Ilian wirkte nervös und sah zu meinem Bruder, welcher zustimmend nickte.

»Deine wievielte Verwandlung ist es, Seiryū?«

»Die zweite«, seufzte Ilian.

»Autsch«, gluckste Kassandra. »Sag mal, musstest du Arva schon ein Ei befruchten?« Sie wirkte amüsiert.

»Du findest die Fortpflanzung von Drachen total interessant, oder?«, brummte mein Bruder beleidigt.

»Nein«, antwortete seine Freundin, »ich finde ihn nur irgendwie total schnuckelig.«

Thomas' Gesicht wurde rot vor Eifersucht.

»Könnte mich bitte jemand erschießen?«, flüsterte ich vor mich hin.

»Und, Seiryū?«, drängte Kassandra.

»Ich … ich … «, stammelte er und sah entschuldigend zu mir. »Es ist schon ein Jahr her, es hat also nichts mit meiner Farbe zu tun.«

»Oha, dann seid ihr Jungen wohl schon ein eigenes Nest, oder wie? Sagtest du nicht, dass Audrinas Mutter noch die Brutmutter ist? Wenn aber Arva und du schon ein Kind habt, dann müsstet ihr doch euer eigenes Nest gründen?«

»Er … er … wächst als Kind meiner Eltern auf.« Häh, wie jetzt? »Arva hat eine unerklärliche Angst vor Audrina und wollte ihn deshalb nicht selbst behalten.«

»Und? Hat sie dir dabei alle Knochen gebrochen?«, fragte Kassandra amüsiert und neugierig. Thomas zischte sie dafür genervt an.
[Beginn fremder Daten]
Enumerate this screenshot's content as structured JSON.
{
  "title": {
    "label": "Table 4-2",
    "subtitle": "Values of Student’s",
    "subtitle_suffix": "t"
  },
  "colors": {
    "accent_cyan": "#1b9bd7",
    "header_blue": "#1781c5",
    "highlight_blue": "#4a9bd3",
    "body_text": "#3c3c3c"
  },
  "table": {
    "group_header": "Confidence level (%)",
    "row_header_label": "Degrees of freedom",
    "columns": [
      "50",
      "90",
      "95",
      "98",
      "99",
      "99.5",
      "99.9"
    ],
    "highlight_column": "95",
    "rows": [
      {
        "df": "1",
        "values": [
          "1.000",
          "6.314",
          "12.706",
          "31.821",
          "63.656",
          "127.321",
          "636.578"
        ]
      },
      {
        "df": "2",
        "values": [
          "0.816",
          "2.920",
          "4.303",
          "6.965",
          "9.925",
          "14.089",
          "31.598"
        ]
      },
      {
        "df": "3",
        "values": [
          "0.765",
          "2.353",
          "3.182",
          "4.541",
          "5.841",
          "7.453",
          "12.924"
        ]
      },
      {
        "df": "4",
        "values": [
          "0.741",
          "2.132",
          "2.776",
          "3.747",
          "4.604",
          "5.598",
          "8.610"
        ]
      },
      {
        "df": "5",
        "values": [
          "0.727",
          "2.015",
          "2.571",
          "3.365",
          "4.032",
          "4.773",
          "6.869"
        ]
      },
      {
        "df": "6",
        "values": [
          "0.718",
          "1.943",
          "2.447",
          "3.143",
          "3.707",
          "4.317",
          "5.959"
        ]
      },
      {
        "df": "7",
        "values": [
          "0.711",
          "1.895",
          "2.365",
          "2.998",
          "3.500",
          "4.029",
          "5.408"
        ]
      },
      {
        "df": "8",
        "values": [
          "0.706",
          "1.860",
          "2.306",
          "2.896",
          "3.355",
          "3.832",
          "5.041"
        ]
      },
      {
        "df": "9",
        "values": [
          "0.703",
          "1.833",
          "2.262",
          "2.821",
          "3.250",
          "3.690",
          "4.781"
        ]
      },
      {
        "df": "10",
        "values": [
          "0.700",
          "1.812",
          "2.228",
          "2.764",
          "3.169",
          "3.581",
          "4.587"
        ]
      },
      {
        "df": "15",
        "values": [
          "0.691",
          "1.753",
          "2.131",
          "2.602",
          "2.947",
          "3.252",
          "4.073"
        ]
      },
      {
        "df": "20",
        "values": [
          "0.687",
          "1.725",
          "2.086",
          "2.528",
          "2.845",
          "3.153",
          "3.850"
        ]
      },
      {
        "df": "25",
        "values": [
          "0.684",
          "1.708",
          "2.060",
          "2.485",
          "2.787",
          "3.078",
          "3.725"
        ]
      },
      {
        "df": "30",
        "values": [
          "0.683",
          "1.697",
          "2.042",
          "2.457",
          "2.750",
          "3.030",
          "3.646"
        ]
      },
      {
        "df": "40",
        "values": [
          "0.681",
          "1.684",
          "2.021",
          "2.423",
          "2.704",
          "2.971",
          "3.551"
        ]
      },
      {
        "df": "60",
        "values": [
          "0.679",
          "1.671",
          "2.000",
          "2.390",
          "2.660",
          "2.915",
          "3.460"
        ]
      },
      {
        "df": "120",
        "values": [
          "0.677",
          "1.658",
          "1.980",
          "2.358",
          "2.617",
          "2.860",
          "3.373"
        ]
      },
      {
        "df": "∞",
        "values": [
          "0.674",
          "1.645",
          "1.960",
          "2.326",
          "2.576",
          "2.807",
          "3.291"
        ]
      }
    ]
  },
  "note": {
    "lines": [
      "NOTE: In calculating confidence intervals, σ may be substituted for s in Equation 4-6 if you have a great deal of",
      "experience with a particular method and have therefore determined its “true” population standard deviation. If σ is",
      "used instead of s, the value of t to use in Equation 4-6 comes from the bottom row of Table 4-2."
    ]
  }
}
»Den Arm«, gestand Ilian. Moment mal, … letztes Jahr … er war nicht im Schwimmbad gefallen? Halt, … glaubte ich jetzt etwa den Schwachsinn?

»Seid ihr doof?«, keifte ich. »Arva war nie schwanger, jetzt habt ihr euch verraten!«

»Drachen legen Eier, Lissy«, erklärte mein Bruder. »Sie werden im Körper befruchtet und dann ausgeschieden. Danach legen sie das Ei ins Feuer, bis es groß genug ist.«

»Elisabeth?« Braune Augen flehten mich um Verzeihung an. »Roran, er … ist mein Kind!« Die waren alle irre … total bescheuert!

»Ist die Märchenstunde jetzt vorbei?«, keifte ich. »Das muss ich mir an meinem Geburtstag nicht bieten lassen!«

Ilian erhob sich und kam zu mir herüber. Mein Bruder war sofort in Alarmbereitschaft.

»Verzeih, ich habe dir noch gar nicht gratuliert«, sagte er und sah dann zu Thomas. »Kann ich mich nebenan ausziehen gehen?« Normal hätte ich ja absolut gar nichts gegen den nackten Ilian einzuwenden, aber die drei gehörten doch allesamt in die geschlossene Anstalt! War ich die Einzige hier, die bei Verstand war? Ilian verschwand im Wohnzimmer nebenan.

»Na jetzt bin ich aber auf das Kostüm gespannt, welches ihr ihm besorgt habt.«

Mein Bruder seufzte müde.

»Ich finde den Witz übrigens überhaupt nicht lustig. Das ist voll nach hinten losgegangen.«

Aus dem Wohnzimmer kamen plötzlich eigenartige Geräusche. Ein Knacken und Schmatzen, als ob jemand etwas zerstückelte. Mir stellten sich die Haare im Nacken auf. Ich drehte mich herum, als ich hinter mir ein schleifendes Geräusch hörte und … SCHRIE!